Baby eczema symptoms can arise at any point in childhood but usually occur before the age of two. It is estimated that 15-25% of young children and infants have eczema, with 65% percent developing the condition in their first year, and 90% within their first five years of life.
The condition generally affects the face, neck, hands, elbows, and the backs of knees, causing a bubbling, or oozing rash, with skin crusting, itchiness, and discomfort.
Children may also develop infant scalp eczema and scratching leading to infection may affect the growth of healthy hair in a child. Adult eczema can affect the same areas of the body as baby eczema, but usually does not appear on the face. Adult eczema may occur on the feet as well as the hands, neck, elbows, and knees.
Parents of infants with eczema may find it difficult to prevent their baby from scratching their skin and the baby themselves will have little capacity for self-control in this regard, unlike adults. Where persistent scratching is a problem this can lead to skin infections which require either antiseptic creams or oral antibiotic treatment.
Baby eczema can be so itchy that a child’s sleep is disrupted which can adversely affect behaviour, energy levels, and development. A cranky, tired, and itchy baby is also less confident and the infant’s quality of life may be significantly impaired where baby eczema symptoms are severe.
Baby Eczema Symptoms – Skin Infection
Infected baby eczema can cause the skin to bleed, form a crust, and ooze pus or fluid. A smaller infection isolated to a little patch of skin will likely be treated with antibiotic cream, whereas a large infection may need treatment with antibiotics suitable for a baby. A systemic infection may cause the child to develop a fever, loss of appetite, persistent crying, sleepiness, and other symptoms and parents should ensure that their baby receives prompt medical attention.
Causes of baby eczema
Baby eczema can be exacerbated by skin allergens including numerous household chemicals. Contact eczema, or dermatitis, may result from exposure to chemicals in laundry detergents, washing up liquid, shampoos, soaps, and fabric softeners, as well as baby bubble baths.
Atopic eczema can flare up following exposure to such harsh chemicals and both contact eczema and baby eczema may occur together. Identifying the eczema allergen can help to avoid flare-ups in the future but may be difficult due to the vast number of different products we, and our babies, are exposed to on a daily basis.
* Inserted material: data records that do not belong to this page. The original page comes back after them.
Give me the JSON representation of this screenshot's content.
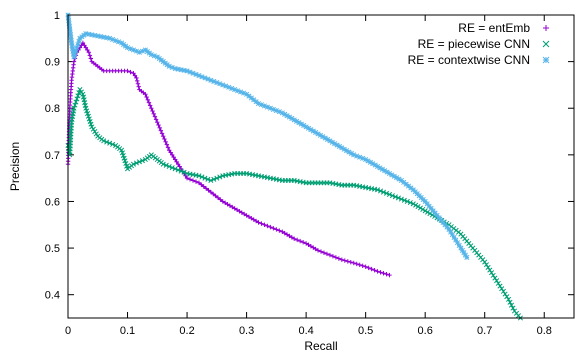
{
  "chart_data": {
    "type": "line",
    "title": "",
    "xlabel": "Recall",
    "ylabel": "Precision",
    "xlim": [
      0,
      0.85
    ],
    "ylim": [
      0.35,
      1.0
    ],
    "xticks": [
      0,
      0.1,
      0.2,
      0.3,
      0.4,
      0.5,
      0.6,
      0.7,
      0.8
    ],
    "yticks": [
      0.4,
      0.5,
      0.6,
      0.7,
      0.8,
      0.9,
      1
    ],
    "grid": false,
    "legend_position": "top-right",
    "series": [
      {
        "name": "RE = entEmb",
        "color": "#9400d3",
        "marker": "plus",
        "points": [
          [
            0.0,
            0.68
          ],
          [
            0.003,
            0.8
          ],
          [
            0.006,
            0.86
          ],
          [
            0.01,
            0.9
          ],
          [
            0.015,
            0.92
          ],
          [
            0.02,
            0.93
          ],
          [
            0.025,
            0.94
          ],
          [
            0.03,
            0.93
          ],
          [
            0.035,
            0.92
          ],
          [
            0.04,
            0.9
          ],
          [
            0.05,
            0.89
          ],
          [
            0.06,
            0.88
          ],
          [
            0.08,
            0.88
          ],
          [
            0.1,
            0.88
          ],
          [
            0.11,
            0.875
          ],
          [
            0.115,
            0.865
          ],
          [
            0.12,
            0.84
          ],
          [
            0.13,
            0.83
          ],
          [
            0.14,
            0.8
          ],
          [
            0.15,
            0.77
          ],
          [
            0.16,
            0.74
          ],
          [
            0.17,
            0.71
          ],
          [
            0.18,
            0.69
          ],
          [
            0.19,
            0.67
          ],
          [
            0.2,
            0.65
          ],
          [
            0.22,
            0.64
          ],
          [
            0.24,
            0.62
          ],
          [
            0.26,
            0.6
          ],
          [
            0.28,
            0.585
          ],
          [
            0.3,
            0.57
          ],
          [
            0.32,
            0.555
          ],
          [
            0.34,
            0.545
          ],
          [
            0.36,
            0.535
          ],
          [
            0.38,
            0.52
          ],
          [
            0.4,
            0.51
          ],
          [
            0.42,
            0.495
          ],
          [
            0.44,
            0.485
          ],
          [
            0.46,
            0.475
          ],
          [
            0.48,
            0.468
          ],
          [
            0.5,
            0.46
          ],
          [
            0.52,
            0.45
          ],
          [
            0.54,
            0.442
          ]
        ]
      },
      {
        "name": "RE = piecewise CNN",
        "color": "#009e73",
        "marker": "cross",
        "points": [
          [
            0.0,
            0.72
          ],
          [
            0.003,
            0.7
          ],
          [
            0.006,
            0.77
          ],
          [
            0.01,
            0.8
          ],
          [
            0.015,
            0.82
          ],
          [
            0.02,
            0.84
          ],
          [
            0.025,
            0.83
          ],
          [
            0.03,
            0.8
          ],
          [
            0.04,
            0.76
          ],
          [
            0.05,
            0.74
          ],
          [
            0.06,
            0.73
          ],
          [
            0.08,
            0.72
          ],
          [
            0.09,
            0.71
          ],
          [
            0.1,
            0.67
          ],
          [
            0.11,
            0.68
          ],
          [
            0.13,
            0.69
          ],
          [
            0.14,
            0.7
          ],
          [
            0.15,
            0.69
          ],
          [
            0.16,
            0.68
          ],
          [
            0.18,
            0.67
          ],
          [
            0.2,
            0.66
          ],
          [
            0.22,
            0.655
          ],
          [
            0.24,
            0.645
          ],
          [
            0.26,
            0.655
          ],
          [
            0.28,
            0.66
          ],
          [
            0.3,
            0.66
          ],
          [
            0.32,
            0.655
          ],
          [
            0.34,
            0.65
          ],
          [
            0.36,
            0.645
          ],
          [
            0.38,
            0.645
          ],
          [
            0.4,
            0.64
          ],
          [
            0.42,
            0.64
          ],
          [
            0.44,
            0.64
          ],
          [
            0.46,
            0.635
          ],
          [
            0.48,
            0.635
          ],
          [
            0.5,
            0.63
          ],
          [
            0.52,
            0.625
          ],
          [
            0.54,
            0.615
          ],
          [
            0.56,
            0.605
          ],
          [
            0.58,
            0.595
          ],
          [
            0.6,
            0.58
          ],
          [
            0.62,
            0.565
          ],
          [
            0.64,
            0.55
          ],
          [
            0.66,
            0.53
          ],
          [
            0.68,
            0.5
          ],
          [
            0.7,
            0.47
          ],
          [
            0.72,
            0.43
          ],
          [
            0.74,
            0.39
          ],
          [
            0.75,
            0.365
          ],
          [
            0.76,
            0.35
          ]
        ]
      },
      {
        "name": "RE = contextwise CNN",
        "color": "#56b4e9",
        "marker": "star",
        "points": [
          [
            0.0,
            1.0
          ],
          [
            0.003,
            0.97
          ],
          [
            0.006,
            0.94
          ],
          [
            0.01,
            0.91
          ],
          [
            0.015,
            0.93
          ],
          [
            0.02,
            0.95
          ],
          [
            0.03,
            0.96
          ],
          [
            0.05,
            0.955
          ],
          [
            0.07,
            0.95
          ],
          [
            0.09,
            0.94
          ],
          [
            0.1,
            0.93
          ],
          [
            0.12,
            0.92
          ],
          [
            0.13,
            0.925
          ],
          [
            0.14,
            0.915
          ],
          [
            0.15,
            0.91
          ],
          [
            0.16,
            0.9
          ],
          [
            0.17,
            0.89
          ],
          [
            0.18,
            0.885
          ],
          [
            0.2,
            0.88
          ],
          [
            0.22,
            0.87
          ],
          [
            0.24,
            0.86
          ],
          [
            0.26,
            0.85
          ],
          [
            0.28,
            0.84
          ],
          [
            0.3,
            0.83
          ],
          [
            0.32,
            0.81
          ],
          [
            0.34,
            0.8
          ],
          [
            0.36,
            0.79
          ],
          [
            0.38,
            0.775
          ],
          [
            0.4,
            0.76
          ],
          [
            0.42,
            0.745
          ],
          [
            0.44,
            0.73
          ],
          [
            0.46,
            0.715
          ],
          [
            0.48,
            0.7
          ],
          [
            0.5,
            0.69
          ],
          [
            0.52,
            0.675
          ],
          [
            0.54,
            0.66
          ],
          [
            0.56,
            0.645
          ],
          [
            0.58,
            0.625
          ],
          [
            0.6,
            0.6
          ],
          [
            0.62,
            0.57
          ],
          [
            0.64,
            0.54
          ],
          [
            0.66,
            0.5
          ],
          [
            0.67,
            0.48
          ]
        ]
      }
    ]
  }
}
Contact dermatitis in children may also occur as a result of an allergy to specific metals, synthetic chemicals, or natural substances. Some cases of contact dermatitis arise due to a reaction to nickel in jewellery and the itchiness (pruritis) may spread to areas of the skin away from the actual site of contact, making it difficult to tell where the contact eczema begins and the baby eczema ends.
Managing baby eczema
In cases where repeat infections occur, baby eczema may need more careful management and intensive treatment, including steroid medications, or specific allergy testing by a qualified dermatologist to determine if something, so far undetected, is causing contact eczema on top of the baby eczema.
Parents may suspect specific food triggers as causing baby eczema and attempt to address the condition through dietary change and allergen control. This can be helpful but should be supervised by qualified nutritionists or dietitians. Significant dietary changes can be problematic in infants leading to possible nutrient deficiencies which could themselves make baby eczema worse and/or can affect normal infant growth and development.
The use of natural remedies for baby eczema is also very tempting for parents but some adult eczema treatments may be unsuitable for small children and should be discussed with a medical practitioner prior to application.